Sofía regresaba de paseo con su primo Pablo. En el vestíbulo
aguardaba un hombre que parecía ser un conductor de diligencia y que
llevaba un paquete bajo el brazo.

—¿A quién espera usted, señor? —le preguntó muy amablemente
Pablo.

—A la señora de Rean —respondió el hombre—. Tengo un paquete
para entregarle.

—¿De parte de quién? — quiso saber Sofía.
—No lo sé, señorita —declaró el hombre—. Acabo de llegar en la
diligencia; el paquete viene de París.

Sofía insistió:
—Pero, ¿qué contiene el Paquete?
—Supongo que son frutas confitadas y pasteles de albaricoque. Al
menos es eso lo que han anotado en el libro de la diligencia.

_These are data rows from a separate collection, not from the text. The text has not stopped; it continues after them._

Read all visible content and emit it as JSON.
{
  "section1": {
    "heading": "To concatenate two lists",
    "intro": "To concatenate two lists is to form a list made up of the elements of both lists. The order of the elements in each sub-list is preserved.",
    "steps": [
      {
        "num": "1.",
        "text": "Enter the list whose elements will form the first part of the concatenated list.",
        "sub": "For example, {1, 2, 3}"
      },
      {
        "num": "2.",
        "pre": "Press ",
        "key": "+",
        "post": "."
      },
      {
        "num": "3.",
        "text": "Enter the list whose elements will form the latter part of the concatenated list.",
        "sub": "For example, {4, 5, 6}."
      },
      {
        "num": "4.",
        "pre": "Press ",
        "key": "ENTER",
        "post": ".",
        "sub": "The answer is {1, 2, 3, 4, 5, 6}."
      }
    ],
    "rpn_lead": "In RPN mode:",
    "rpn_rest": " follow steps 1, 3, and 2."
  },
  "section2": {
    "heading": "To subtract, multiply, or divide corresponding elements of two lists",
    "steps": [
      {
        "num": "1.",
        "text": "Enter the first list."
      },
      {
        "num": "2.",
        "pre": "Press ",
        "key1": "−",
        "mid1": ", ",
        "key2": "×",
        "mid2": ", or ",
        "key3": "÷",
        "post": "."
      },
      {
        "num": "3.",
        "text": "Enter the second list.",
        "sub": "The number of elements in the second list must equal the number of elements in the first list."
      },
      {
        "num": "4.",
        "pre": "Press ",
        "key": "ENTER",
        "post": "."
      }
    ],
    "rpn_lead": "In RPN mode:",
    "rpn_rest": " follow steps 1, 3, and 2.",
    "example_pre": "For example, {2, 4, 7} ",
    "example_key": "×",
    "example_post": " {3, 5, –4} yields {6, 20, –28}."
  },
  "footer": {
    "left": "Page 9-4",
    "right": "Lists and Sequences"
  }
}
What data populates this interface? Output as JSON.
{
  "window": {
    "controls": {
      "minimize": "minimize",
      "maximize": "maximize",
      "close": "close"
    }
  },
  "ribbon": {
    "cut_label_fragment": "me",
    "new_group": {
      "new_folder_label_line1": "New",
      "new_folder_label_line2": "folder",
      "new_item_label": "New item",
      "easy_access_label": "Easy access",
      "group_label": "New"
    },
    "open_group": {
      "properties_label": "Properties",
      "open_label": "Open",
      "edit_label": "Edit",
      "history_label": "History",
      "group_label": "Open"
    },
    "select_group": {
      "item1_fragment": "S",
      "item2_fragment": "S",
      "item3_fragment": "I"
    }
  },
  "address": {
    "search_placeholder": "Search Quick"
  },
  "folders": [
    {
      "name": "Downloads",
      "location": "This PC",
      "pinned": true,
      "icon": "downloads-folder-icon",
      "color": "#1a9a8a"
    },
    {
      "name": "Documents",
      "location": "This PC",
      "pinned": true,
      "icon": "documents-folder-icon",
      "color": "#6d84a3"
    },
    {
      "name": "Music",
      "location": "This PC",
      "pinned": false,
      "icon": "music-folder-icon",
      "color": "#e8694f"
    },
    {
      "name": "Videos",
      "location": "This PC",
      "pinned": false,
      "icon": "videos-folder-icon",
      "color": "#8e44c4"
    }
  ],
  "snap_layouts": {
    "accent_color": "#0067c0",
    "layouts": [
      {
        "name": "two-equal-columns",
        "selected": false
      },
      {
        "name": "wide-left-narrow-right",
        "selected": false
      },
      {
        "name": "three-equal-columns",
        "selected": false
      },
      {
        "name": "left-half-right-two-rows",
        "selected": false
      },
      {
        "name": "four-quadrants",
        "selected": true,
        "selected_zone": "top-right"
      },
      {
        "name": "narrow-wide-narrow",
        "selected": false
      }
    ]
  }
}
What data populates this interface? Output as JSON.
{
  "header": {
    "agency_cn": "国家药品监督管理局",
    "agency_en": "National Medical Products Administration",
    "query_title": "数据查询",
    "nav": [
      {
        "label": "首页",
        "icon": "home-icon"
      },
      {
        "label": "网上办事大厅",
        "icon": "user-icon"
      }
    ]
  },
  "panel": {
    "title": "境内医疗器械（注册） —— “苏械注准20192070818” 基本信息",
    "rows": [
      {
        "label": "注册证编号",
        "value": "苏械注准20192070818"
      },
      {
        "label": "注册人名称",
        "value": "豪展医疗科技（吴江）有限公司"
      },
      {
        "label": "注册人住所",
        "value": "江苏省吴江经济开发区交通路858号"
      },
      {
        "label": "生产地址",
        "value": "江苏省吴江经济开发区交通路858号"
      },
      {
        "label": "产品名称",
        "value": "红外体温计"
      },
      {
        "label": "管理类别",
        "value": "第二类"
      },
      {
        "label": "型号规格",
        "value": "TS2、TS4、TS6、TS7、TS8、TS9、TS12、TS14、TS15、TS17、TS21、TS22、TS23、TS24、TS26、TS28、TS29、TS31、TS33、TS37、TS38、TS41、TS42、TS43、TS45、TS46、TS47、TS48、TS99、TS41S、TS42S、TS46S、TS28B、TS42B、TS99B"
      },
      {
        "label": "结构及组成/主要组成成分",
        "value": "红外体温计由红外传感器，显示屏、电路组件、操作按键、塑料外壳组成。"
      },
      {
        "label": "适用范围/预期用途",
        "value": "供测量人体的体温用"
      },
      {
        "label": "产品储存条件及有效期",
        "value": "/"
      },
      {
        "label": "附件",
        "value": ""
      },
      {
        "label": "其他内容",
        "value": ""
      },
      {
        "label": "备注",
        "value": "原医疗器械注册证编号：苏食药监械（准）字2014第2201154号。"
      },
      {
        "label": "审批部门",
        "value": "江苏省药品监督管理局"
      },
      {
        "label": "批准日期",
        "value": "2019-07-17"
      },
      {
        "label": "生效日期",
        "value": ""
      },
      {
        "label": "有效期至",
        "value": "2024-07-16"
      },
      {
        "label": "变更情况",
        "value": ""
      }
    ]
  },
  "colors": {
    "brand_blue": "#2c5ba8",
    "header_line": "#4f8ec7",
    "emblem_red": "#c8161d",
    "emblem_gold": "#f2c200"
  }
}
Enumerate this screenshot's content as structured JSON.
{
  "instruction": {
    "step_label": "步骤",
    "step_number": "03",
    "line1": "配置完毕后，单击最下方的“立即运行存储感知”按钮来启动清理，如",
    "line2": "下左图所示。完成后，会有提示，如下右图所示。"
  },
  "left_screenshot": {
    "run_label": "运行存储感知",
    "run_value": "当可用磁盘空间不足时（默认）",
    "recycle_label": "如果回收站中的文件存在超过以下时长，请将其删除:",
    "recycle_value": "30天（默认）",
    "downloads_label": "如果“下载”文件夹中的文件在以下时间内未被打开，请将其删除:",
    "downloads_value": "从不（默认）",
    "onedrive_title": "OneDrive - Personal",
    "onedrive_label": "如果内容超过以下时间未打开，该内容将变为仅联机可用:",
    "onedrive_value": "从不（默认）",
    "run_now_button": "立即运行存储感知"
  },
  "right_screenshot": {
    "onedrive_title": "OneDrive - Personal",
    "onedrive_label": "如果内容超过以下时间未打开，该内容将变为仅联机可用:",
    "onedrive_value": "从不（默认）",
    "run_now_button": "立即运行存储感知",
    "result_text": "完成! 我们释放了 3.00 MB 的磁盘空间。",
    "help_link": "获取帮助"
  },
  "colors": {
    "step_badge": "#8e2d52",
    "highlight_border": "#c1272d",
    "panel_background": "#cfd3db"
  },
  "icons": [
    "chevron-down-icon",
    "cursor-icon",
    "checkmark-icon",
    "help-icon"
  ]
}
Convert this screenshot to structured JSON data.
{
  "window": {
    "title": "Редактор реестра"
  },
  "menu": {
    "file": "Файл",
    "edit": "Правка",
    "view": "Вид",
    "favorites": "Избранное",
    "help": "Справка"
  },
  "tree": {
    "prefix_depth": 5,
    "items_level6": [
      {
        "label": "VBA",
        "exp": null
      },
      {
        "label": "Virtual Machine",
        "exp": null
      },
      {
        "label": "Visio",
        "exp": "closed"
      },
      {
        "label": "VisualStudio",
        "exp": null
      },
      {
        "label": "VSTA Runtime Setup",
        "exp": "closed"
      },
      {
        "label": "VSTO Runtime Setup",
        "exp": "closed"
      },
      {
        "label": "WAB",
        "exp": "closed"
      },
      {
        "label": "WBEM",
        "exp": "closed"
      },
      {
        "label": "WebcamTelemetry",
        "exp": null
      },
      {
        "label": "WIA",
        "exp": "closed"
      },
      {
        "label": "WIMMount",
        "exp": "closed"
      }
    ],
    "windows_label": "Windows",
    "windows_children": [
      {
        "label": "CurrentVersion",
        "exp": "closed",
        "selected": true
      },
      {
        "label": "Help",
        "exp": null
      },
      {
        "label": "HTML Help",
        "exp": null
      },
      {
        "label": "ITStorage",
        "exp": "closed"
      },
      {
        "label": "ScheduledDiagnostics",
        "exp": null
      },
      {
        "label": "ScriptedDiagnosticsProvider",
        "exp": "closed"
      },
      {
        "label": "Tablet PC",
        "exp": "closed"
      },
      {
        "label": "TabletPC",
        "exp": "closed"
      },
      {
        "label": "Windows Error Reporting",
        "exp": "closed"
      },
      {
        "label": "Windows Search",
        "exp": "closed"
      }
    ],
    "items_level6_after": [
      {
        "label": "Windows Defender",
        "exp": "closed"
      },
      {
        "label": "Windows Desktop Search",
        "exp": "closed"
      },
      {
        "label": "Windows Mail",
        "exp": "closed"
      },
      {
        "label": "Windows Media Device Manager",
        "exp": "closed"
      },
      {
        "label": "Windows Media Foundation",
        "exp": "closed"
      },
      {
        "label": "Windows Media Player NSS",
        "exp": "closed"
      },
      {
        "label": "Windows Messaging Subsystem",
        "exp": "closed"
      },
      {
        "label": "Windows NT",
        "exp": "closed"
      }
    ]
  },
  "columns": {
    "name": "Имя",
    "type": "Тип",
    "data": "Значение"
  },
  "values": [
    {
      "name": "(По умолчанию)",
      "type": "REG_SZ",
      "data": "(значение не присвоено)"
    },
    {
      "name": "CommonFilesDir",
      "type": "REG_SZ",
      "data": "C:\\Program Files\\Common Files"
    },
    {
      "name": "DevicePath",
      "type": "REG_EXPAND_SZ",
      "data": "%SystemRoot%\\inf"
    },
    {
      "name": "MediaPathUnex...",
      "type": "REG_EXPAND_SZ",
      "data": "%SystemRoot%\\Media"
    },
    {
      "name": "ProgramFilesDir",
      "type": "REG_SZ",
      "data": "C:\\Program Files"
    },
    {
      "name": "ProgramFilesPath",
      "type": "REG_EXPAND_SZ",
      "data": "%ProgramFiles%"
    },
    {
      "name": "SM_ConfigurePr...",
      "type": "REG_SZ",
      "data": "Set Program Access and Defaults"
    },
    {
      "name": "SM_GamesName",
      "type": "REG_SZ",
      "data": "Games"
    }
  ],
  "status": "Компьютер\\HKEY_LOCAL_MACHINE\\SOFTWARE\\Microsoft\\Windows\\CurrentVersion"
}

Los ojos de Sofía brillaron; pasó su lengua sobre sus labios.
—Vayamos pronto a avisar a mamá —le dijo a Pablo y salió
corriendo.

Algunos instantes después llegó la mamá, pagó los portes del
paquete y lo llevó a la sala adonde la siguieron Sofía y Pablo. Los
niños se sintieron profundamente decepcionados al ver que la señora
de Rean colocaba el paquete sobre la mesa y regresaba a su escritorio
donde se puso a escribir.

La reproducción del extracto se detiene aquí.